With Memorial Day Weekend around the corner and summer right around the next corner, lets supplement our 30 Day Squat Challenge with some core exercises for a bikini ready bod!
Personally, I cheat my abs most of the year until it’s close to bikini season. I often just throw in a few core/ab exercises at the end of my workouts most of the year since I spend way too much time on the cardio and upper body routines. However, this year I’ve tried to be better to my core by starting earlier. I started a “honeymoon abs” routine with my husband a few weeks ago so I’ve done a lot of abs research and Pinterest-ing lately. Abs is one of those muscle groups with tons of mixed research about “how much” and “how often” is right for flat chiseled abs. Personally, I’ve decided that 5 times a week is right for me. Your core can be targeted more often than other muscle groups, but your “rest” days are just as essential as the abs training days! Choose between 3-5 times per week based on your fitness level.
We can review different abs circuits and try various challenges in the near future to prepare for summer. For now, lets talk about the BEST core/ab exercise there is….. THE PLANK!
The Plank is one of my favorite exercises. Not because it’s easy, but because it gets the best results! Research suggests that planks are better than crunches because they target your entire core- the surface muscles, the deeper muscles, the obliques, your arms, legs, and your lower back!
So if you don’t already incorporate planks into your workouts, NOW is the time to start.
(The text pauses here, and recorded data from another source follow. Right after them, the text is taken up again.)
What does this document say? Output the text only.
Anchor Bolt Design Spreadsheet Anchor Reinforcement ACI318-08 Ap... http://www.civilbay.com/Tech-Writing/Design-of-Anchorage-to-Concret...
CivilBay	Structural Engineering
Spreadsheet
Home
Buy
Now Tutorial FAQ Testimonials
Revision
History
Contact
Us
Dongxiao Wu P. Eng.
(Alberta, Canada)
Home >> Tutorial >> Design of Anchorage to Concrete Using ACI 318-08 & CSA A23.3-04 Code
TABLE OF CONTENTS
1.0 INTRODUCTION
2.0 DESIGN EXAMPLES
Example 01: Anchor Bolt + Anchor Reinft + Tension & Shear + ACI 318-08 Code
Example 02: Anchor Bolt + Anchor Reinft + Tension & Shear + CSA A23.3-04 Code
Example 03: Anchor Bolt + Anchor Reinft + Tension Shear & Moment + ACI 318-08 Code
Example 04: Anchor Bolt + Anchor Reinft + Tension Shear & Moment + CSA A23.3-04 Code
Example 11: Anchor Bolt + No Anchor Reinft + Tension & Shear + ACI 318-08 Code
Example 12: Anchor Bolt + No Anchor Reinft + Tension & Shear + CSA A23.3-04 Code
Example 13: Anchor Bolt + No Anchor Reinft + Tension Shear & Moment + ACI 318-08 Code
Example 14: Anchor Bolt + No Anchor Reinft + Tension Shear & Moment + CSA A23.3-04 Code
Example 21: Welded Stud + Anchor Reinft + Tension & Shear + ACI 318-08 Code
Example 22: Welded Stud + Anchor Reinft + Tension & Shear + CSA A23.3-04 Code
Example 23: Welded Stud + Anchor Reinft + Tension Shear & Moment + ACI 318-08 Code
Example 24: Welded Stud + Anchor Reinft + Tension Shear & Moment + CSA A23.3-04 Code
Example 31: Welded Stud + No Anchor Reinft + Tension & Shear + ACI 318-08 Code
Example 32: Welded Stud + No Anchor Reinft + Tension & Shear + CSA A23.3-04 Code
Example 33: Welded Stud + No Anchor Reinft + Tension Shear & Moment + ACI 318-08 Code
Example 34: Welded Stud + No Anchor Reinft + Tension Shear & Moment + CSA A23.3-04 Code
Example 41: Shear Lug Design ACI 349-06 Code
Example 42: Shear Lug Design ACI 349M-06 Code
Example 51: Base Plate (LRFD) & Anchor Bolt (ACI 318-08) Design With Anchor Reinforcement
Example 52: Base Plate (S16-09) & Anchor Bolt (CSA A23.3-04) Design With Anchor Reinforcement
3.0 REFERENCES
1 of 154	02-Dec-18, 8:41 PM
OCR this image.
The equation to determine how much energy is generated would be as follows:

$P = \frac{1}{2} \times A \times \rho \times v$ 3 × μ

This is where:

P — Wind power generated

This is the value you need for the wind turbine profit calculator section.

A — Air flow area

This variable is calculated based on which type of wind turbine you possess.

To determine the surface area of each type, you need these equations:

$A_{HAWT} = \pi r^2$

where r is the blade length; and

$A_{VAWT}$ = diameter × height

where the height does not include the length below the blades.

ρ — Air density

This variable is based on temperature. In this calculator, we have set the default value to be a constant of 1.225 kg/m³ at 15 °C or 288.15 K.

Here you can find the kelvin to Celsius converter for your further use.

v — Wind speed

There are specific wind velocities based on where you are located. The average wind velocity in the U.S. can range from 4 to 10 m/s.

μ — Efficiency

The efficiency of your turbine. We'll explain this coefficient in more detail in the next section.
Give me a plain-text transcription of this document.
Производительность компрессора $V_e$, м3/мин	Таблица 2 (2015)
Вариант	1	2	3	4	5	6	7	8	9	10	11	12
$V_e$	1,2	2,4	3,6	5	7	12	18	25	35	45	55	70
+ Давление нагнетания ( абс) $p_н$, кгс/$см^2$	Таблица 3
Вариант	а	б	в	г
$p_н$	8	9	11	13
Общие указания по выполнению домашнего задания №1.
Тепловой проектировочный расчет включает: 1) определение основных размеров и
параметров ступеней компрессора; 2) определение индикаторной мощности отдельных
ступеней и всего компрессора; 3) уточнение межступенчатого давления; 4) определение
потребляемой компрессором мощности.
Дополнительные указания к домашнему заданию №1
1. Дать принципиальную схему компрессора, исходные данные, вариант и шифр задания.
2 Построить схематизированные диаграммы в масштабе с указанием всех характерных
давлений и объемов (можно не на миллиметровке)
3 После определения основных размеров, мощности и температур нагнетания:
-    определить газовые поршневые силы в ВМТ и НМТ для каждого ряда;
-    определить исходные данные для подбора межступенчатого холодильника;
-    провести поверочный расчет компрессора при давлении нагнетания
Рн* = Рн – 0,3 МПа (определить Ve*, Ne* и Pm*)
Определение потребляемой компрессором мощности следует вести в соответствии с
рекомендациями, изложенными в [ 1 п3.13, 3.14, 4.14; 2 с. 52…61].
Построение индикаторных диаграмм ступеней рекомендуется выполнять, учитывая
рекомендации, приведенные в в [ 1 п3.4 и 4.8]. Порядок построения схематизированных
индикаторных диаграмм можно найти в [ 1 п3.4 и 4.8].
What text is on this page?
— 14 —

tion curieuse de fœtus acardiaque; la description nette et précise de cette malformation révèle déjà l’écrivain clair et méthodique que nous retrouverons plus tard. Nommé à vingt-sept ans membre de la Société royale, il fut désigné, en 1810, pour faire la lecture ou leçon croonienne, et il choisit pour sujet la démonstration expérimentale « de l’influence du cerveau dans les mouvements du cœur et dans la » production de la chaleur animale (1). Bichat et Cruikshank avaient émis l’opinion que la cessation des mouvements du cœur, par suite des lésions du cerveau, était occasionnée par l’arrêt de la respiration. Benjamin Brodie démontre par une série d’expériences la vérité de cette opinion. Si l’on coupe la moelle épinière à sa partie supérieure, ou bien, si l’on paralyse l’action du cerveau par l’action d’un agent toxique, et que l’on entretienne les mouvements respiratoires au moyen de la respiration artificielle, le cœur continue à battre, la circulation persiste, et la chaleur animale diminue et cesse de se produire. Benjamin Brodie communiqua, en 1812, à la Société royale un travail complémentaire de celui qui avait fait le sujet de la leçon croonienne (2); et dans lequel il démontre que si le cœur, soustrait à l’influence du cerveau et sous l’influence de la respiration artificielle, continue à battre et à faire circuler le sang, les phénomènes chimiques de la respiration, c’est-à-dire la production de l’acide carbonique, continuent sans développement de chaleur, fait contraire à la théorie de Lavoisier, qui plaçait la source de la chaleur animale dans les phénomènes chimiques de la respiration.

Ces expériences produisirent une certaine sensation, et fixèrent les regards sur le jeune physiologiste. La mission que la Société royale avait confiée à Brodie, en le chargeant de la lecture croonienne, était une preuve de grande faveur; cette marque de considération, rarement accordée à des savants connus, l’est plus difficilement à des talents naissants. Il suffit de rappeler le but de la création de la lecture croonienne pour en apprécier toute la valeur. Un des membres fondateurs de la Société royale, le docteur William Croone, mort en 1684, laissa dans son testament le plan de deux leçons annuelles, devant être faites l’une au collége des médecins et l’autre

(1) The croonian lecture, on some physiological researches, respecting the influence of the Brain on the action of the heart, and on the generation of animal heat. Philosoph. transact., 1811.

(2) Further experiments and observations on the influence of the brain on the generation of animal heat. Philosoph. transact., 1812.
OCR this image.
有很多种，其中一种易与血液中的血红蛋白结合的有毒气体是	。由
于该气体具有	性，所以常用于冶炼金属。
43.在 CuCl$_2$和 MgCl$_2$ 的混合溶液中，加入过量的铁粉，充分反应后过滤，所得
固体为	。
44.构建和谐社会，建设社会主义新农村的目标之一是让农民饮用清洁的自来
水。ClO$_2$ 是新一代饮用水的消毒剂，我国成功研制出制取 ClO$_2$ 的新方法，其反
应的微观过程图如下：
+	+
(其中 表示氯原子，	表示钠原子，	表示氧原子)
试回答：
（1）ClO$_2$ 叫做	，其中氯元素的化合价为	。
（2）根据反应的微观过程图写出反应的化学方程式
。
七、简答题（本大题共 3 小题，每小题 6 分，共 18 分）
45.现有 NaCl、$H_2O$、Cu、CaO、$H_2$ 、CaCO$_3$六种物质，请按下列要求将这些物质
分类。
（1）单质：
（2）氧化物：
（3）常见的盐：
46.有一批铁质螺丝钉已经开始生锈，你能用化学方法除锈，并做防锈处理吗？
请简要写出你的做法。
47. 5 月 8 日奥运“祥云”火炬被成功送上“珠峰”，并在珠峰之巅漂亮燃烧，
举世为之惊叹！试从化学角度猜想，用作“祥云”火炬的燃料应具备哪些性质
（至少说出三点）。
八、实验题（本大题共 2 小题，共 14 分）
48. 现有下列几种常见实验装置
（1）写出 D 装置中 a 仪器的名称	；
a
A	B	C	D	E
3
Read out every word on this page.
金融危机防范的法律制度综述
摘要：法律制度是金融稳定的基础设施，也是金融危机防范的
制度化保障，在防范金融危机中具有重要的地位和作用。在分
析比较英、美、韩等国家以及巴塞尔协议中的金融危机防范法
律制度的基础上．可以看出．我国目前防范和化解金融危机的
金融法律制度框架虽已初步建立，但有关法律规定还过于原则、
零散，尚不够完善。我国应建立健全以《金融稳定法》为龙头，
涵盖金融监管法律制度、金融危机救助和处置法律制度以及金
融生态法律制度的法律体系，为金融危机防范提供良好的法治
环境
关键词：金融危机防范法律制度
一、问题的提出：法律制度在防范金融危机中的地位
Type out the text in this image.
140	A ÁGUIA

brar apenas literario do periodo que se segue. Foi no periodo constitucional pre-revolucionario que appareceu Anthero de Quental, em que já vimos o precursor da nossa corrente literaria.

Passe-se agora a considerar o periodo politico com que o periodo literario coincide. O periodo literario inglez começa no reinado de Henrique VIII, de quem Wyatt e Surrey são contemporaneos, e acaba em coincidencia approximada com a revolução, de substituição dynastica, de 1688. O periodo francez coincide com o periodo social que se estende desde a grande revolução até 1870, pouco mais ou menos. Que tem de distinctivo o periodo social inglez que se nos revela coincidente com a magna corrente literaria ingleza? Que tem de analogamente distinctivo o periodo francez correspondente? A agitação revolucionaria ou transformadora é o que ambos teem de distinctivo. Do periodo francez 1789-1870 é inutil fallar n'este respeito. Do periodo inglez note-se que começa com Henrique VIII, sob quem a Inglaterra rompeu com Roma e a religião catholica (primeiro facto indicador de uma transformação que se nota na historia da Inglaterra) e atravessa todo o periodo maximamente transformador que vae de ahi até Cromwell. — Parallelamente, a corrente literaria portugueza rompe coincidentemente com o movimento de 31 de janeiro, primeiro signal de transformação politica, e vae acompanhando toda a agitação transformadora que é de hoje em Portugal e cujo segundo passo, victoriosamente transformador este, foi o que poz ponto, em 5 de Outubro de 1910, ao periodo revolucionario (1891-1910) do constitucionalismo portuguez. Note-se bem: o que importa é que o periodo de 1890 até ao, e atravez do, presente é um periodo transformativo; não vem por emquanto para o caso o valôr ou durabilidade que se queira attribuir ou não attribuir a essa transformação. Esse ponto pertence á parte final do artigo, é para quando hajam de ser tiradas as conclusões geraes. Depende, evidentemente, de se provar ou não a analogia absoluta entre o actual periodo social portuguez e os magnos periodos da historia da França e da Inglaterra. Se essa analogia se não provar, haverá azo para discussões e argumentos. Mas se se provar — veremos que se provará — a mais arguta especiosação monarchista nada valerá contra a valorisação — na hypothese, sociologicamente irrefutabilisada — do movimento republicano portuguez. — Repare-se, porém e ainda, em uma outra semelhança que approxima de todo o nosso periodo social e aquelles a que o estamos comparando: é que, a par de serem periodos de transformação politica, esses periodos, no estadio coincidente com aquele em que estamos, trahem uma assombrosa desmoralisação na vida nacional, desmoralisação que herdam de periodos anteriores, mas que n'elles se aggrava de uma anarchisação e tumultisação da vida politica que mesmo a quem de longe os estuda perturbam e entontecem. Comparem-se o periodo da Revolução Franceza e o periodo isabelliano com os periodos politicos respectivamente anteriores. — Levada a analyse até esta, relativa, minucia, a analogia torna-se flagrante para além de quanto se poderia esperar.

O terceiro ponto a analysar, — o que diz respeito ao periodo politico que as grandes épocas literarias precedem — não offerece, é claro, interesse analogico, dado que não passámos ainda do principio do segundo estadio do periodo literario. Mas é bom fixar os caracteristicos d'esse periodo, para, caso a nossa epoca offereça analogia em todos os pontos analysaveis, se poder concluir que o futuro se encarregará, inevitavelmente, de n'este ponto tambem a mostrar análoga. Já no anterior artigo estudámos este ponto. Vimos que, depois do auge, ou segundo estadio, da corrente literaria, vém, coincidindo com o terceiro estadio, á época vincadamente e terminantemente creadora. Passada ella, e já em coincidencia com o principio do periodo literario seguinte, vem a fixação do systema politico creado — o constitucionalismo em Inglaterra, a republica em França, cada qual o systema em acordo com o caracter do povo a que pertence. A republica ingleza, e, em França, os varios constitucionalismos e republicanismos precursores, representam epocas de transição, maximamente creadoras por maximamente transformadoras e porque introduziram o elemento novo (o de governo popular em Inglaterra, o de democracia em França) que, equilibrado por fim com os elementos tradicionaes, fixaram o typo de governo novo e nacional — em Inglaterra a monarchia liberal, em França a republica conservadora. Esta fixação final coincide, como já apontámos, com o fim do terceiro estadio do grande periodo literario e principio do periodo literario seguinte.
If you already plank, I encourage you to work on holding them longer! If you only do the traditional high planks and low planks, I challenge you to try some variations! Side planks, knee twist planks, rotation planks, elevated planks, leg lift planks! Plank it up!
What’s your plank baseline? What’s the average amount of time you can CURRENTLY hold a plank with proper form? Share your stats with me so that we can push and challenge one another to a stronger core!